Granite 4.0 3B Vision: Compact Multimodal Intelligence for Enterprise Documents
IBM's new 3-billion parameter VLM uses a novel 'DeepStack' architecture to parse complex documents with high accuracy.
IBM has released Granite 4.0 3B Vision, a compact 3-billion parameter vision-language model (VLM) purpose-built for enterprise document understanding. The model is designed to reliably extract information from complex documents, forms, and structured visuals, with specific capabilities in table extraction, chart understanding, and semantic key-value pair parsing. A key innovation is its modular design: it ships as a LoRA adapter on top of the text-only Granite 4.0 Micro model, allowing the same deployment to handle both multimodal and text-only workloads seamlessly.
Performance is driven by three core technical investments. First is ChartNet, a novel million-scale multimodal dataset for chart interpretation, containing 1.7 million diverse synthetic chart samples with aligned components like plotting code and data tables. Second is a novel variant of the DeepStack architecture, which injects abstract visual features into earlier model layers for semantic understanding and high-resolution spatial features into later layers to preserve critical layout details. This approach enables the model to understand both the 'what' and the 'where' in a document, which is essential for tasks like accurately reading values from a line chart or parsing a multi-column table.
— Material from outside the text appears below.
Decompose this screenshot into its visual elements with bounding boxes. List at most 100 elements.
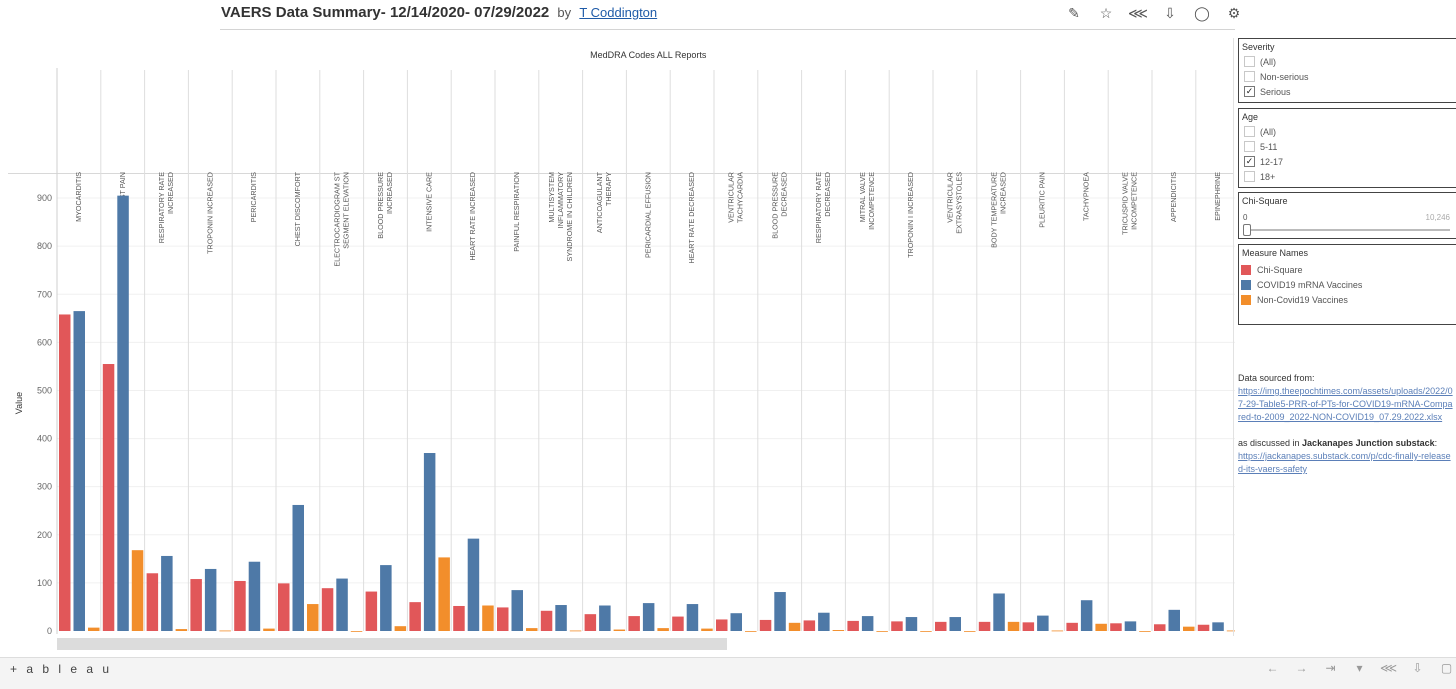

- Modular LoRA adapter design allows seamless switching between vision-language and text-only tasks using the same Granite 4.0 Micro base.
- Trained on the new 'ChartNet' dataset of 1.7 million synthetically generated charts for superior chart-to-code and data extraction.
- Uses a novel 'DeepStack' architecture for smarter visual feature injection, separating high-level semantics from fine-grained spatial details.
Why It Matters
Enables enterprises to automate the extraction of structured data from complex reports, financial charts, and forms with a single, efficient model.